Saturday, April 28, 2007

Third World PCs







Nicholas Negroponte is still trying to bring cheap wind-up laptops to third world children the only catch is now he says they will cost $175 instead of $100 and production may not start until October.

The former director of the Massachusetts Institute of Technology Media Lab who now heads the not-for-profit One Laptop Per Child (OLPC) project said that project has been set pack from their original goals by the rising price of materials and changes in the design.

At least seven countries Uruguay, Nigeria, Pakistan, Argentina, Brazil, Thailand, and Libya have expressed interested in buying the Laptops that have a crank so they can be wound by hand.

Quanta Computer, the Taiwanese manufacturer which will assemble the machine has agreed to take a profit of about $3 per laptop and the laptops will work on a low cost version of Windows.

Mr.
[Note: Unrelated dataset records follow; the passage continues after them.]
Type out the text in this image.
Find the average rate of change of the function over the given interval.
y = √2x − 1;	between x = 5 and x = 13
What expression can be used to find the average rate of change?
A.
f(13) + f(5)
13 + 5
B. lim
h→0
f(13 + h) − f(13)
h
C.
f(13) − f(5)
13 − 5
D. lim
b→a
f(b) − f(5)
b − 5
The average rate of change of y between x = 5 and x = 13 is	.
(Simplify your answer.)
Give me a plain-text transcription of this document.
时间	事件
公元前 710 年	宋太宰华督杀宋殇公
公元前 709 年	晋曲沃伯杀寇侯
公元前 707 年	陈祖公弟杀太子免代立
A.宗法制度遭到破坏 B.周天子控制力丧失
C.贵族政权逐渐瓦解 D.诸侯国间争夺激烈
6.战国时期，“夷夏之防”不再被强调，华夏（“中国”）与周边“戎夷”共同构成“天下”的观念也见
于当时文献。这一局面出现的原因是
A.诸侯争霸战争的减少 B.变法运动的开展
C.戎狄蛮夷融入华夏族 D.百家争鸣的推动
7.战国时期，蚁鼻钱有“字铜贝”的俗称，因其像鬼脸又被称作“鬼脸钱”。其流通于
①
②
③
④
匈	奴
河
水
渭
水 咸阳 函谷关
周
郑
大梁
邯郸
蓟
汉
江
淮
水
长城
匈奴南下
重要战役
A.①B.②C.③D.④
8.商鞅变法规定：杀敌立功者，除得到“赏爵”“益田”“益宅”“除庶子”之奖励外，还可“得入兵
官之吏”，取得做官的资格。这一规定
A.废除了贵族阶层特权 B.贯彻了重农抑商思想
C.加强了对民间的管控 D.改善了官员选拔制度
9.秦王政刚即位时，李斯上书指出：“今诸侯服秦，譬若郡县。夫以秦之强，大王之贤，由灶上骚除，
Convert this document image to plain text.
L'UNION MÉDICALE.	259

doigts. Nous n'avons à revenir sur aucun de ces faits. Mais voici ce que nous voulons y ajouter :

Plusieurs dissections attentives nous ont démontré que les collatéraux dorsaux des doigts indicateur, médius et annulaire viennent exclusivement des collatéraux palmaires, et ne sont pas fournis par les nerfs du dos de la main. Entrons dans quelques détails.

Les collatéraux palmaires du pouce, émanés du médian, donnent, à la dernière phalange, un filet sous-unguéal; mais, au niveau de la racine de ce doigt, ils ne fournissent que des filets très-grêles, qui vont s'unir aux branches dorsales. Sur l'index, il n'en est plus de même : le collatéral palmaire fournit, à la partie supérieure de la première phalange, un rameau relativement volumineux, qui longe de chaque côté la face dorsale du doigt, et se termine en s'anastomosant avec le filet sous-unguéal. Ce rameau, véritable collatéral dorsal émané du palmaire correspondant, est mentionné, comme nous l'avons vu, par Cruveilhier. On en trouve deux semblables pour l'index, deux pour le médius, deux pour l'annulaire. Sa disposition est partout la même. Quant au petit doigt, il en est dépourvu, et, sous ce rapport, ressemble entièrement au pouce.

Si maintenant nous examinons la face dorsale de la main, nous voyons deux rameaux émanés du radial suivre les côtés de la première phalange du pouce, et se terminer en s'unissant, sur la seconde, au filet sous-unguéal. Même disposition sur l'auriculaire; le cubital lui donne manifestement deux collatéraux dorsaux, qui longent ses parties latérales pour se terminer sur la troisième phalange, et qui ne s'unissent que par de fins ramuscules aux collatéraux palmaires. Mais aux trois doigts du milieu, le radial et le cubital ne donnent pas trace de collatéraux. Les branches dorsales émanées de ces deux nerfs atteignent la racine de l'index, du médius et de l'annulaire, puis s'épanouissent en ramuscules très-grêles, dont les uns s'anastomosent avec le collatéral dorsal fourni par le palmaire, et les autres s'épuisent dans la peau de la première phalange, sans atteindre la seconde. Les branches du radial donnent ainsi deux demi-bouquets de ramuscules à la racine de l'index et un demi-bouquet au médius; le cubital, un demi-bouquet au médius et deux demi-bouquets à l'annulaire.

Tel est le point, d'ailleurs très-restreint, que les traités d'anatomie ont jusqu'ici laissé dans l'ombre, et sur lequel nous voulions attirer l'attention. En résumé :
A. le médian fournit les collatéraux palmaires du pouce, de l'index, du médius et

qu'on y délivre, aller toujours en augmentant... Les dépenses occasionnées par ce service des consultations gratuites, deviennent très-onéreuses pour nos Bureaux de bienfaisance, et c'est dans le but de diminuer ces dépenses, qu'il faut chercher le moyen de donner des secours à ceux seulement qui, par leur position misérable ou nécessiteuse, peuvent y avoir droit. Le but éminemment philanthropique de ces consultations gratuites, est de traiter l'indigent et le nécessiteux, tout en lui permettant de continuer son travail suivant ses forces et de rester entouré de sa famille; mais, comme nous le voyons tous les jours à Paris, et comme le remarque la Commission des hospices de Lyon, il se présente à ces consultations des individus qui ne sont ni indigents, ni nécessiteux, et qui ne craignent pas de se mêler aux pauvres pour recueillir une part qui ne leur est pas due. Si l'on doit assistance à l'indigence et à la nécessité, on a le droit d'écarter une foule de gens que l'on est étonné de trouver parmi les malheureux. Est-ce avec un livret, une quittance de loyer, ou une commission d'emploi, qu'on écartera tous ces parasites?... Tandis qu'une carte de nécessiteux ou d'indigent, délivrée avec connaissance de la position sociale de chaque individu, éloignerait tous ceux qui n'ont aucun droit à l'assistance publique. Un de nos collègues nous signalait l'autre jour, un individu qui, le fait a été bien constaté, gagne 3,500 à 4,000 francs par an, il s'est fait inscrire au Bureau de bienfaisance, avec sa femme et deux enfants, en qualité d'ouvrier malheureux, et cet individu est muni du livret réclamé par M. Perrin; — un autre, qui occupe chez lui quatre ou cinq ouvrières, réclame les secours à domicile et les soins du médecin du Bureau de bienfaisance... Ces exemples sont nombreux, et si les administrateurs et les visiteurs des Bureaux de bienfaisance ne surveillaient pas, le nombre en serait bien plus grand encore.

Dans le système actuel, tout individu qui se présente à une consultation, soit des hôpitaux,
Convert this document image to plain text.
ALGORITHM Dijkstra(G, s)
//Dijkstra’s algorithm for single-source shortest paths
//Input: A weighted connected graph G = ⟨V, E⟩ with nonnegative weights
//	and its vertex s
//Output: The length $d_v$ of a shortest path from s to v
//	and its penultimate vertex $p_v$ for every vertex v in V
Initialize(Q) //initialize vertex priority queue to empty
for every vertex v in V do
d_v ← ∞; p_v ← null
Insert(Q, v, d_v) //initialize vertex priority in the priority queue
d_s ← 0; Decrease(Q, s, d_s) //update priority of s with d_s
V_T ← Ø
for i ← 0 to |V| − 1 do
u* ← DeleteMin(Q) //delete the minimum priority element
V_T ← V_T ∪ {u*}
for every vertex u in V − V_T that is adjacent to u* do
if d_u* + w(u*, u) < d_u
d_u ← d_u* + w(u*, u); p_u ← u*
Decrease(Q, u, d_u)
Negroponte also said that the project was considering shipping the machines to poor schools in the U.S.

While the U.S. is second in the world for personal computers per capita.

There is still a major gap in internet access between the rich and the poor according to the pew research center.

While 82 percent of those living in households with more than $75,000 in income now have internet access only 38 percent of households earning less than $30,000 have internet access.

Only 34 percent of Internet users have logged on using a wireless connection.

We need to close the income gap in internet access by making it cheaper and easy for people to get high speed Internet access at least school if they are unable to afford it at home. More teenagers are using the internet to learn more and research topics but they are also adding content and videos.

According to a recent study by Pew Internet and American Life Project, 57 percent of teenagers who are online, create content for the internet. Another study determines that more than 79% of U.S. broadband Internet users watched video in 2006.

The U.S. has a long way to go to provide the next generation with internet access so they can use the internet to its full potential.

According to a report in the Economists Intelligence Unit Asian and African nations are catching up to their European counterparts in affordable broadband.

The best way to truely connect the world is to increase the amount of broadband available so that people in third world countries can communicate and add content in the same ways at first world countries. AS the internet connects the world in brand new ways the media is looking at new ways to work with citizen journalists to cover world events. Citizen Journalists can cover events from the perspective of a witness who has lived in the area and knows the people rather then an outsider reporter who is throw into a war zone with little first hand knowledge of the conflict or the people involved.

MySpace is launching a new site for China last Friday. There are already 7.7 million blogs in China with 17.5 million active bloggers. MySpace China will face competition from similar sites like WangYou.com which has 11 million users.